My dislike for calves’ liver might have been the cooks. My grandmother and mother were not known for their culinary abilities and my beloved was a great coach. It would be during my college days before I knew you could order steak any way other than crisp and brittle. My mother and grandmother did well with fried chicken, biscuits and certain “exotic” dishes like “cooter” soup or catfish stew, “victory” burgers and chicken pot pie. Steak and liver just weren’t their best efforts. My grandmother’s creamed corn was to die for, due in part I think, to the sweat of her brow dripping into it, or the fried fatback it was cooked in. Mom’s butter scotch pie…sorry, I’m having a moment… maybe they were better cooks than I give them credit for. I should also say when my beloved wishes to be, she is a great cook. The last time she wished to be………?

As much as I hate calves’ liver, I like chicken livers…love chicken livers. Fried or marinated and grilled. They just aren’t very good for a heart attack survivor who is trying to remain a survivor. I once tried to make a “poor man’s” chicken liver pate’ stuffed mushroom. I guess there is a reason duck pate’ is expensive and there is probably more to liver pate’ than just ground up liver. My beloved tried one and wasn’t impressed. The puppy dogs ate the mushrooms and left the liver. Not a glowing recommendation.

Which brings me, on a roundabout path, to the point of this story…Liver mush. I am guessing many people are not familiar with liver mush. It is a Southern “thang” made from ground pork liver and hog head parts mixed with cornmeal and spices like sage and pepper. I know the head parts have a few of you scratching your head part, but when a hog is processed, very little is wasted. I should have mentioned souse meat, pickled pig’s feet or pig’s knuckles first. It makes head parts sound a mite bit more palatable. My grandmother would mix the concoction together and form the liver mush into blocks, wrap it in wax paper and refrigerate. I’m sure some of you folks from above the Mason-Dixon line are thinking liver pudding and you would be close. Liver mush is a bit courser. My grandmother would slice it and fry it with onions…I don’t guess “milk and honey” from Heaven could have been any better.

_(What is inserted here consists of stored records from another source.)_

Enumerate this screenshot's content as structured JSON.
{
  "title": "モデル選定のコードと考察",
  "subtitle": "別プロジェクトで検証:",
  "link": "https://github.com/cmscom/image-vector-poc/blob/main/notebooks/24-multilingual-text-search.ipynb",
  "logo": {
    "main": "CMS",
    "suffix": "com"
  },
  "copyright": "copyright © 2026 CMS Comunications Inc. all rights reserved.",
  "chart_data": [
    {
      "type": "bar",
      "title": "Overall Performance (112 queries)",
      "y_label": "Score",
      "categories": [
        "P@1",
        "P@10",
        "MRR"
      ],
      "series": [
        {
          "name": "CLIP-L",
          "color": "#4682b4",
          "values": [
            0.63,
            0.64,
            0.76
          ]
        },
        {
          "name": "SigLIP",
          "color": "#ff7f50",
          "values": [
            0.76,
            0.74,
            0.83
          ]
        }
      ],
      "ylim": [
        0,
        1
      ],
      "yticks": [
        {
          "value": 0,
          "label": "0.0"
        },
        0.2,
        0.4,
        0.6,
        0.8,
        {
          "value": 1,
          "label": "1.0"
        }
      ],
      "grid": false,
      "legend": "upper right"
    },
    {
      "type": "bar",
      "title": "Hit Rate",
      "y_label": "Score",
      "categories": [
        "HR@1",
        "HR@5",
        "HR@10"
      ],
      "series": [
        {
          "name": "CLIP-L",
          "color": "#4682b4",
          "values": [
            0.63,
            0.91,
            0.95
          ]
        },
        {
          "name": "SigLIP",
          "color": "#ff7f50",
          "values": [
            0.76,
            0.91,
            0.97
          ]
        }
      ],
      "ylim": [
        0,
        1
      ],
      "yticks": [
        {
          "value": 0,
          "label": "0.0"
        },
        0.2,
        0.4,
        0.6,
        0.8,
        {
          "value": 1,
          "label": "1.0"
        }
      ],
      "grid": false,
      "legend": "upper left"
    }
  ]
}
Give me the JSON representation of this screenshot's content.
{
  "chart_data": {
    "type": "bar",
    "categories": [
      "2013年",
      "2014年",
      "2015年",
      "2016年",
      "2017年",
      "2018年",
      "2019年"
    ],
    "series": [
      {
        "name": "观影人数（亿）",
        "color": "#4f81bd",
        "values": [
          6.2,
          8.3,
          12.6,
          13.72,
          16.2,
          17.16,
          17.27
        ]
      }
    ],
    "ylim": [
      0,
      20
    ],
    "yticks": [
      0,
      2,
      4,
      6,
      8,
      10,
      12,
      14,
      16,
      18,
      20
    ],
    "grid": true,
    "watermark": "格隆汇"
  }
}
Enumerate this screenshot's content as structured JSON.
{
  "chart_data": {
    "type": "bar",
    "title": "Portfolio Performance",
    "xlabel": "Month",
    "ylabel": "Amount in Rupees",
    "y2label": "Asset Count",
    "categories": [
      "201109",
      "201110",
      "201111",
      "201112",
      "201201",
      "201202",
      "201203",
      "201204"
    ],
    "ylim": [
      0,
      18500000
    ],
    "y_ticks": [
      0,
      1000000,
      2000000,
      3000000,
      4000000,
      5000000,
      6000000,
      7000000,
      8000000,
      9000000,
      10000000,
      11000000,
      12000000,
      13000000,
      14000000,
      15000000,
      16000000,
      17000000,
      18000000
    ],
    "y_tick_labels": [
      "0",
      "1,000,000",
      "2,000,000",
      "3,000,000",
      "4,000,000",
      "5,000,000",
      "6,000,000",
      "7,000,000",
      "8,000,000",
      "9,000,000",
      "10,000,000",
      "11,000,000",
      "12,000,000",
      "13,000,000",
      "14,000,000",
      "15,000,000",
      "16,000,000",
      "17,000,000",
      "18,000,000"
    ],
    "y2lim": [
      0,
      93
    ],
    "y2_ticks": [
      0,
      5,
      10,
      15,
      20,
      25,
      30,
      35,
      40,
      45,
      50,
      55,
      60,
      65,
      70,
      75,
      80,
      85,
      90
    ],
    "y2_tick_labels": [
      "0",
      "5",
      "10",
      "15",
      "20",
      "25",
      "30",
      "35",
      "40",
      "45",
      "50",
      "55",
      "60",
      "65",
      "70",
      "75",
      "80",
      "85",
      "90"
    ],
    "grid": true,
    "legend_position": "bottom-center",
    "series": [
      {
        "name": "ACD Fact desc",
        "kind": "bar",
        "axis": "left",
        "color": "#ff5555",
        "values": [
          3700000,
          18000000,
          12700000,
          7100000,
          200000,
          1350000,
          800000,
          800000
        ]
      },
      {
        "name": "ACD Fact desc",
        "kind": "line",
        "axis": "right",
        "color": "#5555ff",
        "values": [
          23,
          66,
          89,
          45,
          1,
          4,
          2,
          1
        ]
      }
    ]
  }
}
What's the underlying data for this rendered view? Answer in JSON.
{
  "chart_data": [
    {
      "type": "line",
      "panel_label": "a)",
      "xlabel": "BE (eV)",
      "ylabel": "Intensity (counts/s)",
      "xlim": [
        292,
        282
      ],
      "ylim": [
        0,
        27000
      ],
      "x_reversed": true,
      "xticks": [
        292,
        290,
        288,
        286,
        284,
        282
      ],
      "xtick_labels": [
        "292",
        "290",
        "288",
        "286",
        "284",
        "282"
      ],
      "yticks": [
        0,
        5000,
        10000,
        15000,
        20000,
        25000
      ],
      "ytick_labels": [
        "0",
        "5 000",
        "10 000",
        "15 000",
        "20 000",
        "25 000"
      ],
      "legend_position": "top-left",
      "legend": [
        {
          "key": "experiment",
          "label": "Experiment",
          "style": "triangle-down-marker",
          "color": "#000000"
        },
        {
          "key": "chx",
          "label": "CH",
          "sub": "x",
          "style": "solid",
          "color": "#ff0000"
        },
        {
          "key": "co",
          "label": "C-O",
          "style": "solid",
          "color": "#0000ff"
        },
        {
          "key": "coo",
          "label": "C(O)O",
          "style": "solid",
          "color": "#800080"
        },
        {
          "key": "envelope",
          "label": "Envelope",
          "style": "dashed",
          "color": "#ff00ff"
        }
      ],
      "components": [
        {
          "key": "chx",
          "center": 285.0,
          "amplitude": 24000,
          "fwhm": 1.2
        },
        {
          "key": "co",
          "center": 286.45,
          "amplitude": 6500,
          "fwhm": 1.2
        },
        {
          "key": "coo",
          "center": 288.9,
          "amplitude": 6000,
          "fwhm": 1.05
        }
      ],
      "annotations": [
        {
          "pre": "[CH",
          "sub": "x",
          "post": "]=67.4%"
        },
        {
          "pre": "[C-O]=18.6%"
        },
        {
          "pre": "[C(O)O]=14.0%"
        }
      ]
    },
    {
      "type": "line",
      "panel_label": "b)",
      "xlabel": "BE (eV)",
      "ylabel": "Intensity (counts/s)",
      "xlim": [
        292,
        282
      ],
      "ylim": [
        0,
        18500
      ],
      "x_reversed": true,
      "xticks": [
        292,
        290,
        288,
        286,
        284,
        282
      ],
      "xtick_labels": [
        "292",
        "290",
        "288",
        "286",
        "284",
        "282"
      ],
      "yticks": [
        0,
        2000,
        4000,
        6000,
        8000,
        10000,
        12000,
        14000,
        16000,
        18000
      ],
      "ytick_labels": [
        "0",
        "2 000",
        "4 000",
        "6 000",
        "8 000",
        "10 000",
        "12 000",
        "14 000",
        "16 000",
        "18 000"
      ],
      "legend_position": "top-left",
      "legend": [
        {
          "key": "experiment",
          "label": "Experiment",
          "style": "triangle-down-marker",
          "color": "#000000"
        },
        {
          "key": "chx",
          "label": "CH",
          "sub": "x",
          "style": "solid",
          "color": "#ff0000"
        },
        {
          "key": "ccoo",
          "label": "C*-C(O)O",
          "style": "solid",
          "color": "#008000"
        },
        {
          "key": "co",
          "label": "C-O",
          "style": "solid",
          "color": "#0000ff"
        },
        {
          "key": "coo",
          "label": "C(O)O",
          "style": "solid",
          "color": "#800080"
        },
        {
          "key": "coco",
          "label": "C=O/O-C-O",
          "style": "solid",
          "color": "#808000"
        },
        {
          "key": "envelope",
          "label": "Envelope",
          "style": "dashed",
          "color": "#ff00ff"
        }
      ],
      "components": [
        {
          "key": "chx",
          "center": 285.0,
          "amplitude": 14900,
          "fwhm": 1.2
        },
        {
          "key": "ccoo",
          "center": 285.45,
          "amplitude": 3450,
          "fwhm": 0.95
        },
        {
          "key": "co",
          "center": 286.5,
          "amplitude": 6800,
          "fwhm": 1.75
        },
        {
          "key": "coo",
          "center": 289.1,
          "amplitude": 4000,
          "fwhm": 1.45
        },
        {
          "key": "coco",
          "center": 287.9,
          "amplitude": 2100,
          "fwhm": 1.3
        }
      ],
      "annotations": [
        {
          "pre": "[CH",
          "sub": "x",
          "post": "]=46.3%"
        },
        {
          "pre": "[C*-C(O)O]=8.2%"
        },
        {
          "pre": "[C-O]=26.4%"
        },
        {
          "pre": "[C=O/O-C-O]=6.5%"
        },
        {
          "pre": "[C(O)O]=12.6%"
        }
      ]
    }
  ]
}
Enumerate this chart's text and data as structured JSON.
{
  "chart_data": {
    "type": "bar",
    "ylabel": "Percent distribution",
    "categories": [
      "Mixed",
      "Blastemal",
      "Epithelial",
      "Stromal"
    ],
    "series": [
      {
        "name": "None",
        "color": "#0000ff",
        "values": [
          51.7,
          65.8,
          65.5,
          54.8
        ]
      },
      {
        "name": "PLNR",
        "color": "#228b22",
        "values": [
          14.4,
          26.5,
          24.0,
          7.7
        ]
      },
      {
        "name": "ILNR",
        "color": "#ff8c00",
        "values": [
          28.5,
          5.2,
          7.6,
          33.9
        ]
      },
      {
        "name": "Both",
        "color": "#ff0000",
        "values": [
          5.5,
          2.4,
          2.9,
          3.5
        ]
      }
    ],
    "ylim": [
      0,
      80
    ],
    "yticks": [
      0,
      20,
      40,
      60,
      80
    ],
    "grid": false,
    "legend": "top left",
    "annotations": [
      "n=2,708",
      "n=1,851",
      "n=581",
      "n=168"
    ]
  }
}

Unfortunately, liver mush is no better for me than fried chicken liver but it wasn’t long ago I had a powerful hankering, which is Southern for an almost uncontrollable desire and in my case, it was not almost. I wanted fried liver mush and onions something awful. I remembered when we ran out of the homemade product we bought Jenkins’s Liver Mush at Pettus’s Store just down the road from the house. That is exactly what I decided to do…except I couldn’t find Jenkin’s in my part of the world and Pettus’s Store no longer exists. I had to settle for Neese’s Liver Pudding, damn Yankee infiltration. It was great, almost as good as I remembered. Then I made the mistake of reading the list of ingredients. You think head parts were bad? Liver and corn meal were listed third and fourth, the first ingredient was the farthest point on the front of a hog’s head. I’m not even going to tell you what the second ingredient was but I know we didn’t put that particular organ in our liver mush.

Will I eat it again? Despite the list of ingredients more than likely. I am pragmatic enough to realize if it tastes good it really doesn’t matter what the ingredients are. I’m also a realist and must admit, fried liver mush is not very good for me so I won’t eat it often. The reason I will eat it occasionally is because it reminds me of people now gone and sometimes warm feelings are worth the risk.